DEPREME DAİR ÖNERİLER
- Afet ve travmalardan sonra insanlar bir suçlu arama eğiliminde olabilirler. Söylentiler ve tek bir kişi ya da grup sebebiyle bu kişileri günah keçisi haline getirecek haberler ve dedikodulara karşı dikkatli olun.
- Özellikle çocukların depreme ait görsellere ve videolara maruz kalmasını azaltın.

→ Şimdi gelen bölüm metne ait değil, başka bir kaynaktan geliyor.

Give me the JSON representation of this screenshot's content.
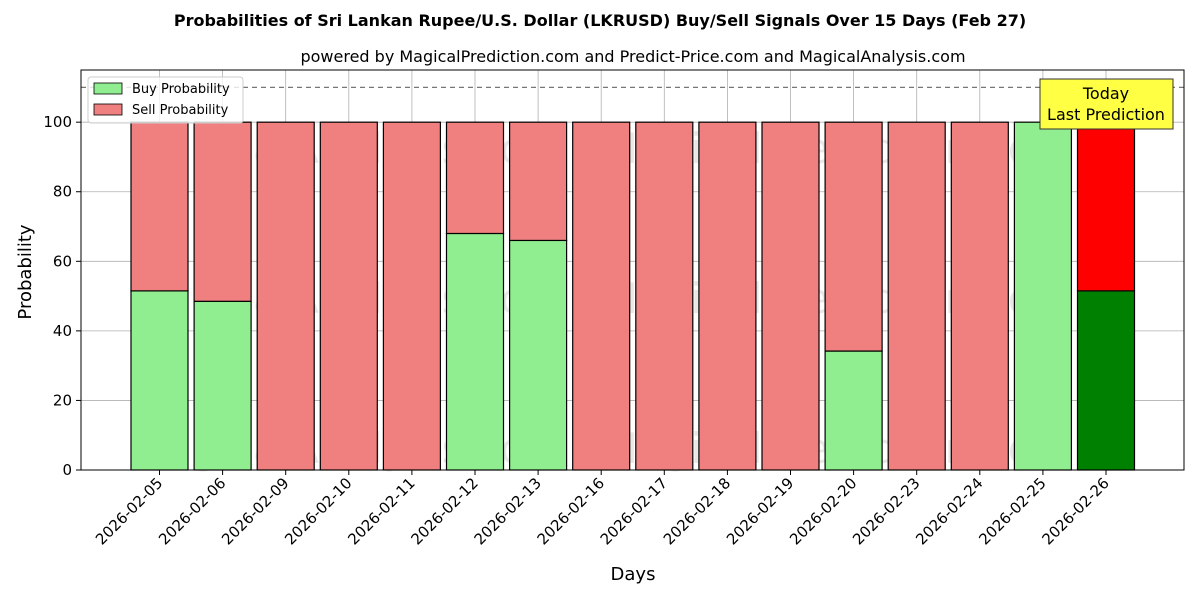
{
  "chart_data": {
    "type": "bar",
    "stacked": true,
    "title": "Probabilities of Sri Lankan Rupee/U.S. Dollar (LKRUSD) Buy/Sell Signals Over 15 Days (Feb 27)",
    "subtitle": "powered by MagicalPrediction.com and Predict-Price.com and MagicalAnalysis.com",
    "xlabel": "Days",
    "ylabel": "Probability",
    "ylim": [
      0,
      115
    ],
    "yticks": [
      0,
      20,
      40,
      60,
      80,
      100
    ],
    "reference_line": 110,
    "grid": true,
    "legend_position": "top-left",
    "categories": [
      "2026-02-05",
      "2026-02-06",
      "2026-02-09",
      "2026-02-10",
      "2026-02-11",
      "2026-02-12",
      "2026-02-13",
      "2026-02-16",
      "2026-02-17",
      "2026-02-18",
      "2026-02-19",
      "2026-02-20",
      "2026-02-23",
      "2026-02-24",
      "2026-02-25",
      "2026-02-26"
    ],
    "series": [
      {
        "name": "Buy Probability",
        "color": "#90ee90",
        "values": [
          51.5,
          48.5,
          0,
          0,
          0,
          68,
          66,
          0,
          0,
          0,
          0,
          34.2,
          0,
          0,
          100,
          51.5
        ]
      },
      {
        "name": "Sell Probability",
        "color": "#f08080",
        "values": [
          48.5,
          51.5,
          100,
          100,
          100,
          32,
          34,
          100,
          100,
          100,
          100,
          65.8,
          100,
          100,
          0,
          48.5
        ]
      }
    ],
    "highlight": {
      "index": 15,
      "buy_color": "#008000",
      "sell_color": "#ff0000"
    },
    "annotation": {
      "lines": [
        "Today",
        "Last Prediction"
      ],
      "background": "#ffff44"
    },
    "watermark": [
      "MagicalAnalysis.com",
      "MagicalPrediction.com"
    ]
  }
}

Yetişkinler bazen görüntüleri izlemek ihtiyacı duyabilirler ancak tekrar tekrar, gün boyunca yıkım görüntülerini izlemek ruhsal etkilenmenizi artıracaktır.
- Yasadığınız olayı sizi dinleyebilecek bir yakınınızla konuşmaktan kaçınmayın. Arkadaşlar, aile, komsularla olan olumlu ve destekleyici ilişkilerinizi sürdürün.
- Bedeninizin bakımına özen gösterin. Alkol ve sigara kullanımı gibi sağlığınızı olumsuz etkileyecek baş etme yöntemlerini kullanmayın, sizi rahatlatan şeyler her neyse (yürümek, arkadaşlarınızla dertleşmek, ibadet, doğada bulunmak vs.) onları yapmaya çalışın.
- Günlük yaşamınızı düzene koymaya çalışın. Yoğun ve rutin çalışma yaşamına dönülemese bile, günlük aktivitelere küçük küçük başlamak yararlıdır.
- Kendinizden daha zor durumdaki insanlara yardımcı olmaya çaba gösterin.
- Bir günlük tutun. Bu, duygu ve düşünceleri dışa vurmak açısından önemlidir.